Fulghum recommends anyone starting a new sexual relationship be tested for STIs. “From there you can move the conversation towards condoms,” she said, adding rhetorically, “What 70-year-old woman is going to go into a drugstore and ask to buy condoms?” (Note: They’re generally in the family planning aisle; it’s also easy and more private to buy them online.) Fulghum said it’s important that both partners take responsibility for buying and using condoms, regardless of gender.
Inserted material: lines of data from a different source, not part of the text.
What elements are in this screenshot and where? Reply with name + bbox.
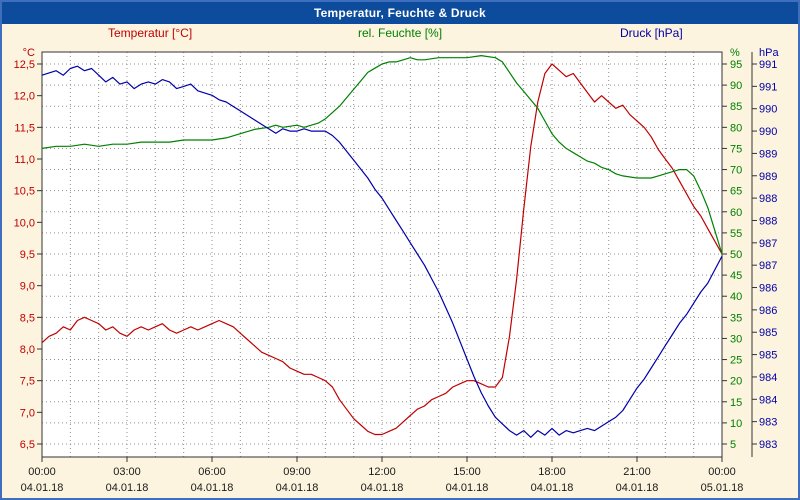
pressure-tick-label: 989 [759, 148, 777, 160]
humidity-tick-label: 90 [730, 80, 742, 92]
pressure-tick-label: 990 [759, 104, 777, 116]
legend-temperature: Temperatur [°C] [108, 26, 193, 40]
humidity-tick-label: 10 [730, 418, 742, 430]
humidity-axis-unit: % [730, 47, 740, 59]
humidity-tick-label: 70 [730, 165, 742, 177]
pressure-tick-label: 985 [759, 350, 777, 362]
humidity-tick-label: 20 [730, 376, 742, 388]
humidity-tick-label: 75 [730, 143, 742, 155]
date-tick-label: 05.01.18 [701, 482, 744, 494]
time-tick-label: 09:00 [283, 466, 311, 478]
humidity-tick-label: 50 [730, 249, 742, 261]
legend-humidity: rel. Feuchte [%] [358, 26, 443, 40]
pressure-tick-label: 989 [759, 171, 777, 183]
time-tick-label: 00:00 [28, 466, 56, 478]
humidity-tick-label: 40 [730, 291, 742, 303]
humidity-tick-label: 95 [730, 59, 742, 71]
temp-tick-label: 7,0 [20, 407, 35, 419]
temp-axis-unit: °C [23, 47, 35, 59]
date-tick-label: 04.01.18 [191, 482, 234, 494]
pressure-tick-label: 986 [759, 305, 777, 317]
humidity-tick-label: 65 [730, 186, 742, 198]
date-tick-label: 04.01.18 [106, 482, 149, 494]
humidity-tick-label: 35 [730, 312, 742, 324]
chart-canvas: 12,5 12,0 11,5 11,0 10,5 10,0 9,5 9,0 8,5 8,0 7,5 7… [14, 47, 780, 494]
date-tick-label: 04.01.18 [276, 482, 319, 494]
pressure-tick-label: 984 [759, 394, 777, 406]
time-tick-label: 06:00 [198, 466, 226, 478]
pressure-tick-label: 991 [759, 81, 777, 93]
temp-tick-label: 12,5 [14, 59, 35, 71]
humidity-tick-label: 60 [730, 207, 742, 219]
time-tick-label: 15:00 [453, 466, 481, 478]
humidity-tick-label: 45 [730, 270, 742, 282]
temp-tick-label: 8,0 [20, 344, 35, 356]
pressure-tick-label: 988 [759, 215, 777, 227]
pressure-tick-label: 991 [759, 59, 777, 71]
humidity-tick-label: 5 [730, 439, 736, 451]
time-tick-label: 21:00 [623, 466, 651, 478]
pressure-tick-label: 983 [759, 417, 777, 429]
time-tick-label: 00:00 [708, 466, 736, 478]
temp-tick-label: 9,0 [20, 281, 35, 293]
pressure-tick-label: 984 [759, 372, 777, 384]
series-line-rel-feuchte [41, 55, 723, 255]
time-tick-label: 03:00 [113, 466, 141, 478]
humidity-tick-label: 55 [730, 228, 742, 240]
temp-tick-label: 10,5 [14, 186, 35, 198]
humidity-tick-label: 30 [730, 333, 742, 345]
date-tick-label: 04.01.18 [531, 482, 574, 494]
date-tick-label: 04.01.18 [446, 482, 489, 494]
time-tick-label: 12:00 [368, 466, 396, 478]
pressure-axis-unit: hPa [759, 47, 779, 59]
temp-tick-label: 6,5 [20, 439, 35, 451]
pressure-tick-label: 988 [759, 193, 777, 205]
series-legend: Temperatur [°C] rel. Feuchte [%] Druck [… [2, 24, 798, 42]
temp-tick-label: 11,0 [14, 154, 35, 166]
pressure-tick-label: 990 [759, 126, 777, 138]
date-tick-label: 04.01.18 [21, 482, 64, 494]
pressure-tick-label: 986 [759, 283, 777, 295]
temp-tick-label: 9,5 [20, 249, 35, 261]
pressure-tick-label: 987 [759, 260, 777, 272]
pressure-tick-label: 985 [759, 327, 777, 339]
series-line-druck [41, 65, 723, 438]
temp-tick-label: 8,5 [20, 312, 35, 324]
pressure-tick-label: 987 [759, 238, 777, 250]
date-tick-label: 04.01.18 [361, 482, 404, 494]
temp-tick-label: 11,5 [14, 122, 35, 134]
temp-tick-label: 7,5 [20, 376, 35, 388]
pressure-tick-label: 983 [759, 439, 777, 451]
legend-pressure: Druck [hPa] [620, 26, 683, 40]
series-line-temperatur [41, 63, 723, 436]
temp-tick-label: 10,0 [14, 217, 35, 229]
humidity-tick-label: 80 [730, 122, 742, 134]
humidity-tick-label: 25 [730, 355, 742, 367]
time-tick-label: 18:00 [538, 466, 566, 478]
window-title: Temperatur, Feuchte & Druck [2, 2, 798, 24]
date-tick-label: 04.01.18 [616, 482, 659, 494]
humidity-tick-label: 85 [730, 101, 742, 113]
temp-tick-label: 12,0 [14, 91, 35, 103]
humidity-tick-label: 15 [730, 397, 742, 409]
- Older adults aren’t comfortable talking with new partners about their sexual histories. Those dating again after being widowed or divorced can find themselves in uncomfortable terrain, Smith said, but conversations about sex are important - to assess risk - even if challenging. Some relevant questions to ask a new partner include: Have you had unprotected sex? When were you last tested for STIs? Timing is everything: Have that talk before you have sex. Anyone hooking up via an app - which older folks are doing - has even more reason to use protection.

- New medications are helping older people remain sexually active. There are drugs for erectile dysfunction as well as injectable medications that can help a man achieve an erection (typically after prostate removal). According to the Michigan study, nearly 1 in 5 men had taken medications or supplements to boost sexual function. For postmenopausal women there are FDA-approved treatments for vaginal dryness, painful sex or low libido.
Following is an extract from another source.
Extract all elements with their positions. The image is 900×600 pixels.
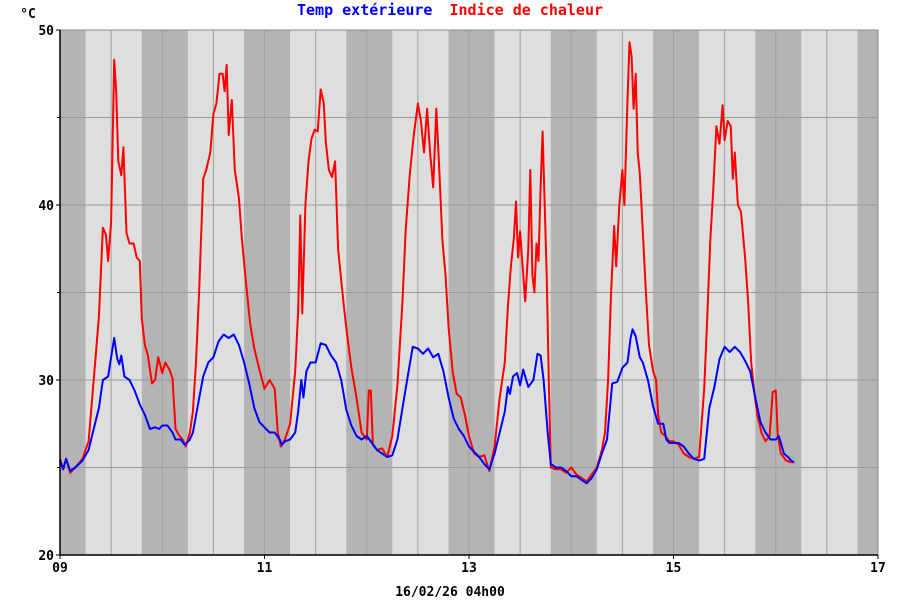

So what can be done to stop or slow rising STI rates among older people? Experts have two main suggestions:

- Sexual health screening questions should be part of every older adult’s routine checkup. And STI testing should be offered when warranted.
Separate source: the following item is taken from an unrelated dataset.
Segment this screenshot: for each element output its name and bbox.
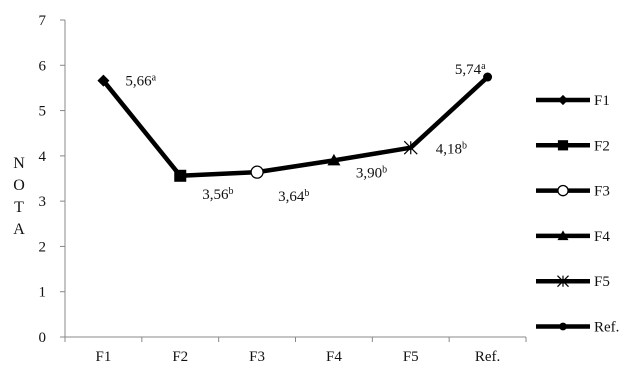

- Patients who are sexually active, or planning to be, need to be proactive with their doctors. It can be a challenge to talk with a health-care provider about sex, especially with a physician who may be much younger (more common as we age) or of a different gender or sexual orientation. If you’re not comfortable, seek out a new provider who might be a better match - or ask for someone in the practice who might be a better match.

Finally, as Fulghum said, “Our problem is that [younger] people don’t like to think about older people having sex. … Old people aren’t supposed to do things like that any more.” Except they are, she said, adding that she reminds her older audiences that sex is supposed to be a “fun kind of thing” - and safe. Even when you’re older.